In het incidenteel hoger beroep ( [geïntimeerde2] )
5.12
De hiervoor in 5.2 omschreven vordering van [geïntimeerde2] komt erop neer dat Court Yard de onderhavige procedure zonder grond tegen haar heeft aangespannen en daarom gehouden is alle door [geïntimeerde2] in verband met deze procedure gemaakte kosten te vergoeden. Deze vordering is alleen toewijsbaar in geval van misbruik van procesrecht of onrechtmatig handelen. Daarvan is pas sprake als het instellen van de vordering, gelet op de evidente ongegrondheid ervan, in verband met de betrokken belangen van de wederpartij achterwege had behoren te blijven. Hiervan kan eerst sprake zijn als eiser zijn vordering baseert op feiten en omstandigheden waarvan hij de onjuistheid kende dan wel behoorde te kennen of op stellingen waarvan hij op voorhand moest begrijpen dat deze geen kans van slagen hadden (HR 29 juni 2007, ECLI:NL:HR:2007:BA3516). Bij het aannemen van misbruik van procesrecht of onrechtmatig handelen door het aanspannen van een procedure past terughoudendheid, gelet op het recht op toegang tot de rechter dat mede gewaarborgd wordt door art. 6 EVRM.
5.13
In dit geval niet kan worden gezegd dat het evident was dat de stelling van CourtYard dat [geïntimeerde2] als bestuurder van de derde-beslagene onrechtmatig jegens haar had gehandeld geen kans van slagen had. De vordering van [geïntimeerde2] zal worden afgewezen.
Slotsom
5.14
De grieven (bezwaren) tegen het vonnis falen, zodat het vonnis van
28 augustus 2019 van de kantonrechter moet worden bekrachtigd. Als de in het ongelijk te stellen partij zal het hof Court Yard veroordelen in de kosten van het principaal hoger beroep aan de zijde van [geïntimeerde1] en [geïntimeerde2] vastgesteld op € 741,- aan verschotten en op € 1.074,- aan salaris advocaat in overeenstemming met het liquidatietarief (1 punt x tarief II). Als niet weersproken zal het hof ook de gevorderde wettelijke rente over de proceskosten en de nakosten toewijzen zoals in het dictum vermeld. In het incidenteel hoger beroep zal [geïntimeerde2] als de in het ongelijk gestelde partij in de proceskosten van Court Yard worden veroordeeld (0,5 maal tarief I: € 759,-:2).

6.De beslissing

Het hof, rechtdoende in hoger beroep:
bekrachtigt het vonnis van de kantonrechter van de rechtbank Midden-Nederland van
28 augustus 2019;
veroordeelt CourtYard in de kosten van het principaal hoger beroep, tot aan deze uitspraak aan de zijde van [geïntimeerde1] en [geïntimeerde2] vastgesteld op € 741,- voor verschotten en op
€ 1.074,-voor salaris advocaat, te voldoen binnen veertien dagen na dagtekening van dit arrest, en – voor het geval voldoening binnen bedoelde termijn niet plaatsvindt – te vermeerderen met de wettelijke rente te rekenen vanaf bedoelde termijn voor voldoening.

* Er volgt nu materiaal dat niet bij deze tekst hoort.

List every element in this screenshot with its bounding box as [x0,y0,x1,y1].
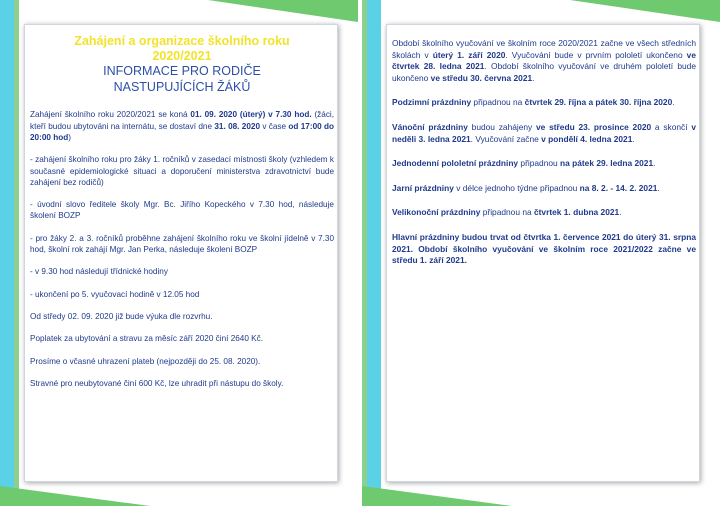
paragraph-fee: Poplatek za ubytování a stravu za měsíc září 2020 činí 2640 Kč. [30,334,264,344]
decorative-stripe [367,0,381,506]
corner-decoration [0,486,150,506]
left-page [0,0,358,506]
decorative-stripe [0,0,14,506]
paragraph-semester-holiday: Jednodenní pololetní prázdniny připadnou na pátek 29. ledna 2021. [392,158,656,169]
paragraph-end-time: - ukončení po 5. vyučovací hodině v 12.05 hod [30,289,200,299]
paragraph-school-year: Období školního vyučování ve školním roce 2020/2021 začne ve všech středních školách v úterý 1. září 2020. Vyučování bude v prvním pololetí ukončeno ve čtvrtek 28. ledna 2021. Období školního vyučování ve druhém pololetí bude ukončeno ve středu 30. června 2021. [392,38,696,83]
paragraph-autumn-holidays: Podzimní prázdniny připadnou na čtvrtek 29. října a pátek 30. října 2020. [392,97,675,108]
document-content [392,38,696,280]
paragraph-start-date: Zahájení školního roku 2020/2021 se koná 01. 09. 2020 (úterý) v 7.30 hod. (žáci, kteří budou ubytováni na internátu, se dostaví dne 31. 08. 2020 v čase od 17:00 do 20:00 hod) [30,110,335,142]
paragraph-schedule: Od středy 02. 09. 2020 již bude výuka dle rozvrhu. [30,312,213,321]
corner-decoration [362,486,512,506]
paragraph-other-years: - pro žáky 2. a 3. ročníků proběhne zahájení školního roku ve školní jídelně v 7.30 hod, školní rok zahájí Mgr. Jan Perka, následuje školení BOZP [30,233,334,255]
paragraph-meals: Stravné pro neubytované činí 600 Kč, lze uhradit při nástupu do školy. [30,378,284,388]
corner-decoration [208,0,358,22]
paragraph-spring-holidays: Jarní prázdniny v délce jednoho týdne připadnou na 8. 2. - 14. 2. 2021. [392,182,660,193]
paragraph-summer-holidays: Hlavní prázdniny budou trvat od čtvrtka 1. července 2021 do úterý 31. srpna 2021. Období školního vyučování ve školním roce 2021/2022 začne ve středu 1. září 2021. [392,231,696,266]
paragraph-christmas-holidays: Vánoční prázdniny budou zahájeny ve středu 23. prosince 2020 a skončí v neděli 3. ledna 2021. Vyučování začne v pondělí 4. ledna 2021. [392,121,696,144]
corner-decoration [570,0,720,22]
document-content [30,34,334,400]
paragraph-payment-deadline: Prosíme o včasné uhrazení plateb (nejpozději do 25. 08. 2020). [30,356,261,366]
paragraph-director-speech: - úvodní slovo ředitele školy Mgr. Bc. Jiřího Kopeckého v 7.30 hod, následuje školení BOZP [30,200,334,221]
paragraph-easter-holidays: Velikonoční prázdniny připadnou na čtvrtek 1. dubna 2021. [392,207,622,218]
decorative-stripe [14,0,19,506]
right-page [362,0,720,506]
document-title: Zahájení a organizace školního roku 2020/2021 [74,34,290,63]
paragraph-class-hours: - v 9.30 hod následují třídnické hodiny [30,267,168,277]
paragraph-first-year: - zahájení školního roku pro žáky 1. ročníků v zasedací místnosti školy (vzhledem k současné epidemiologické situaci a doporučení ministerstva zdravotnictví bude zahájení bez rodičů) [30,155,334,187]
document-subtitle: INFORMACE PRO RODIČE NASTUPUJÍCÍCH ŽÁKŮ [103,64,261,94]
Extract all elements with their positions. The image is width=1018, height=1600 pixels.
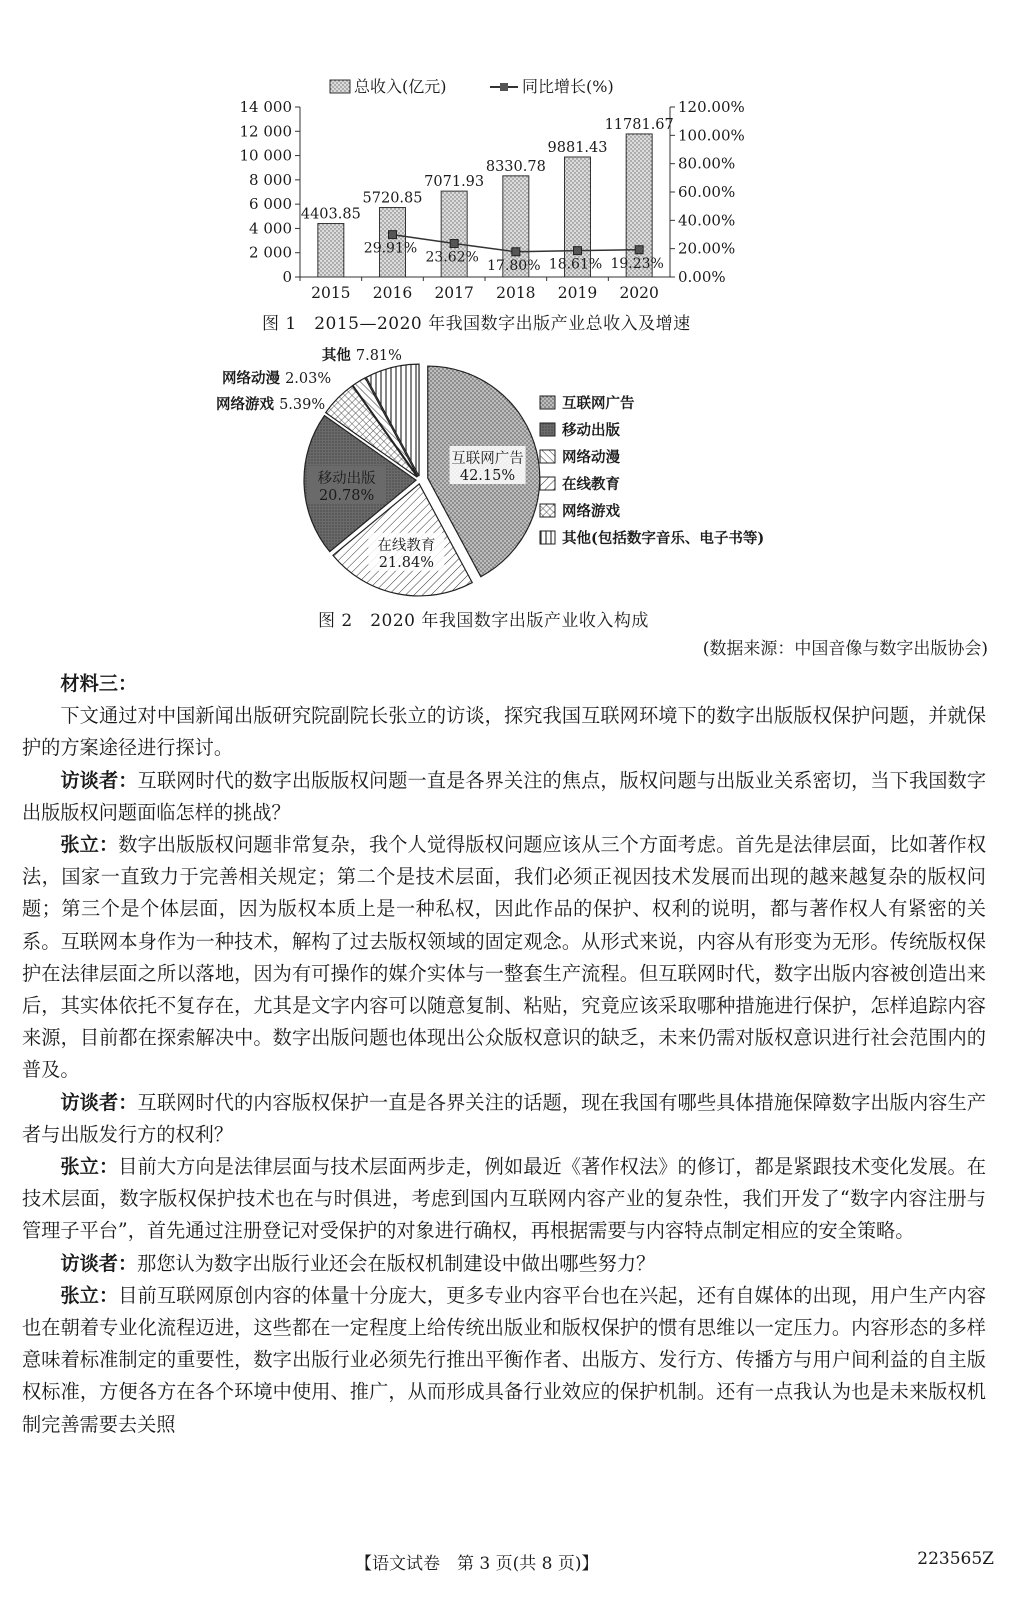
growth-value-label: 18.61% — [548, 256, 603, 273]
x-tick-label: 2019 — [557, 284, 598, 302]
dialogue-paragraph — [22, 829, 986, 1087]
legend-swatch — [540, 504, 555, 517]
speaker: 访谈者： — [60, 768, 138, 792]
bar-value-label: 7071.93 — [424, 174, 485, 191]
pie-slice-name: 在线教育 — [377, 537, 436, 554]
pie-outer-label — [216, 395, 325, 413]
legend-label: 网络动漫 — [562, 449, 620, 466]
pie-slice-value: 20.78% — [318, 487, 375, 504]
legend-line-marker — [500, 83, 508, 91]
bar — [318, 224, 344, 277]
pie-slice-name: 移动出版 — [317, 470, 376, 487]
legend-label: 其他(包括数字音乐、电子书等) — [562, 530, 765, 547]
legend-label: 网络游戏 — [562, 503, 620, 520]
legend-swatch — [540, 477, 555, 490]
legend-bar-swatch — [330, 80, 350, 93]
pie-outer-label-value: 7.81% — [355, 348, 402, 364]
data-source: (数据来源：中国音像与数字出版协会) — [702, 639, 988, 659]
bar-value-label: 11781.67 — [604, 116, 674, 133]
y2-tick-label: 60.00% — [678, 183, 736, 201]
x-tick-label: 2016 — [372, 284, 413, 302]
growth-point — [635, 246, 643, 254]
chart1-legend — [330, 77, 614, 96]
bar-line-chart — [200, 70, 820, 310]
page-footer: 【语文试卷 第 3 页(共 8 页)】 — [355, 1554, 599, 1574]
legend-label: 互联网广告 — [562, 395, 635, 412]
article-body — [22, 668, 986, 1441]
pie-outer-label-value: 5.39% — [279, 397, 326, 413]
growth-value-label: 17.80% — [487, 257, 541, 274]
speaker: 访谈者： — [60, 1251, 138, 1275]
y-tick-label: 14 000 — [239, 98, 292, 116]
pie-chart — [200, 342, 800, 602]
legend-swatch — [540, 396, 555, 409]
dialogue-text: 目前互联网原创内容的体量十分庞大，更多专业内容平台也在兴起，还有自媒体的出现，用户生产内容也在朝着专业化流程迈进，这些都在一定程度上给传统出版业和版权保护的惯有思维以一定压力。内容形态的多样意味着标准制定的重要性，数字出版行业必须先行推出平衡作者、出版方、发行方、传播方与用户间利益的自主版权标准，方便各方在各个环境中使用、推广，从而形成具备行业效应的保护机制。还有一点我认为也是未来版权机制完善需要去关照 — [22, 1283, 987, 1436]
y-tick-label: 8 000 — [249, 170, 292, 189]
dialogue-text: 目前大方向是法律层面与技术层面两步走，例如最近《著作权法》的修订，都是紧跟技术变化发展。在技术层面，数字版权保护技术也在与时俱进，考虑到国内互联网内容产业的复杂性，我们开发了“数字内容注册与管理子平台”，首先通过注册登记对受保护的对象进行确权，再根据需要与内容特点制定相应的安全策略。 — [22, 1155, 987, 1243]
y-tick-label: 4 000 — [249, 219, 292, 238]
legend-label: 移动出版 — [562, 422, 620, 439]
x-tick-label: 2017 — [434, 284, 474, 302]
bar-value-label: 9881.43 — [547, 140, 608, 157]
x-tick-label: 2015 — [311, 284, 351, 302]
dialogue-paragraph — [22, 1248, 986, 1280]
y-tick-label: 2 000 — [249, 243, 292, 262]
speaker: 张立： — [60, 833, 119, 857]
y2-ticks — [670, 98, 745, 286]
y-tick-label: 12 000 — [239, 122, 292, 141]
growth-point — [512, 248, 520, 256]
y-tick-label: 6 000 — [249, 195, 292, 214]
bar-value-label: 5720.85 — [362, 190, 423, 207]
pie-outer-label-value: 2.03% — [285, 371, 332, 387]
pie-legend — [540, 394, 764, 547]
pie-slice-value: 42.15% — [459, 468, 516, 485]
x-tick-label: 2018 — [496, 284, 536, 302]
bar-value-label: 4403.85 — [300, 206, 361, 223]
intro-paragraph: 下文通过对中国新闻出版研究院副院长张立的访谈，探究我国互联网环境下的数字出版版权保护问题，并就保护的方案途径进行探讨。 — [22, 704, 986, 760]
bars — [301, 117, 674, 277]
x-tick-label: 2020 — [619, 284, 659, 302]
pie-outer-label — [222, 369, 331, 387]
y2-tick-label: 80.00% — [678, 154, 736, 173]
figure2-caption: 图 2 2020 年我国数字出版产业收入构成 — [318, 611, 649, 631]
legend-swatch — [540, 423, 555, 436]
y2-tick-label: 0.00% — [678, 268, 726, 286]
pie-outer-label-name: 网络动漫 — [222, 370, 286, 387]
growth-value-label: 29.91% — [363, 240, 418, 257]
speaker: 张立： — [60, 1155, 119, 1179]
dialogue-text: 互联网时代的内容版权保护一直是各界关注的话题，现在我国有哪些具体措施保障数字出版内容生产者与出版发行方的权利？ — [22, 1090, 987, 1146]
section-heading: 材料三： — [60, 672, 138, 695]
dialogue-paragraph — [22, 1280, 986, 1441]
growth-value-label: 23.62% — [425, 249, 479, 266]
y-tick-label: 10 000 — [239, 146, 292, 165]
speaker: 张立： — [60, 1283, 119, 1307]
growth-point — [574, 247, 582, 255]
legend-swatch — [540, 450, 555, 463]
legend-line-label: 同比增长(%) — [522, 77, 614, 96]
dialogue-text: 数字出版版权问题非常复杂，我个人觉得版权问题应该从三个方面考虑。首先是法律层面，比如著作权法，国家一直致力于完善相关规定；第二个是技术层面，我们必须正视因技术发展而出现的越来越复杂的版权问题；第三个是个体层面，因为版权本质上是一种私权，因此作品的保护、权利的说明，都与著作权人有紧密的关系。互联网本身作为一种技术，解构了过去版权领域的固定观念。从形式来说，内容从有形变为无形。传统版权保护在法律层面之所以落地，因为有可操作的媒介实体与一整套生产流程。但互联网时代，数字出版内容被创造出来后，其实体依托不复存在，尤其是文字内容可以随意复制、粘贴，究竟应该采取哪种措施进行保护，怎样追踪内容来源，目前都在探索解决中。数字出版问题也体现出公众版权意识的缺乏，未来仍需对版权意识进行社会范围内的普及。 — [22, 833, 987, 1082]
bar-value-label: 8330.78 — [485, 158, 546, 175]
legend-label: 在线教育 — [562, 476, 620, 493]
pie-slice-name: 互联网广告 — [451, 451, 524, 468]
growth-point — [389, 231, 397, 239]
legend-swatch — [540, 531, 555, 544]
speaker: 访谈者： — [60, 1090, 138, 1114]
x-ticks — [300, 277, 659, 302]
figure1-caption: 图 1 2015—2020 年我国数字出版产业总收入及增速 — [262, 314, 691, 334]
pie-outer-label — [322, 346, 402, 364]
growth-point — [450, 240, 458, 248]
dialogue-text: 互联网时代的数字出版版权问题一直是各界关注的焦点，版权问题与出版业关系密切，当下我国数字出版版权问题面临怎样的挑战？ — [22, 768, 987, 824]
y2-tick-label: 100.00% — [678, 126, 745, 145]
dialogue-paragraph — [22, 1151, 986, 1248]
y-ticks — [240, 98, 301, 286]
dialogue-paragraph — [22, 1087, 986, 1151]
dialogue-paragraph — [22, 765, 986, 829]
growth-value-label: 19.23% — [610, 255, 664, 272]
legend-bar-label: 总收入(亿元) — [354, 77, 447, 96]
y2-tick-label: 40.00% — [678, 211, 736, 230]
pie-slice-value: 21.84% — [378, 554, 434, 571]
dialogue-text: 那您认为数字出版行业还会在版权机制建设中做出哪些努力？ — [137, 1251, 656, 1275]
y-tick-label: 0 — [282, 268, 292, 286]
y2-tick-label: 20.00% — [678, 239, 736, 258]
exam-code: 223565Z — [917, 1549, 994, 1569]
pie-outer-label-name: 其他 — [321, 347, 356, 364]
y2-tick-label: 120.00% — [678, 98, 745, 116]
pie-outer-label-name: 网络游戏 — [216, 396, 280, 413]
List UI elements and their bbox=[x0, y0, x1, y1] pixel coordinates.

veroordeelt CourtYard in de nakosten, begroot op € 157,-, met bepaling dat dit bedrag zal worden verhoogd met € 82,- in het geval Court Yard niet binnen veertien dagen na aanschrijving aan deze uitspraak heeft voldaan én betekening heeft plaatsgevonden, een en ander vermeerderd met de wettelijke rente te rekenen vanaf veertien dagen na aanschrijving én betekening;
veroordeelt [geïntimeerde2] in de kosten van het incidenteel hoger beroep, tot aan deze uitspraak aan de zijde van CourtYard vastgesteld op € 189,75 voor salaris advocaat
verklaart dit arrest voor zover het de hierin vermelde proceskostenveroordeling betreft uitvoerbaar bij voorraad;
wijst het meer of anders gevorderde af.
Dit arrest is gewezen door mrs. I. Tubben, J. Smit en O.E. Mulder en is door de rolraadsheer, in tegenwoordigheid van de griffier, in het openbaar uitgesproken op 8 december 2020.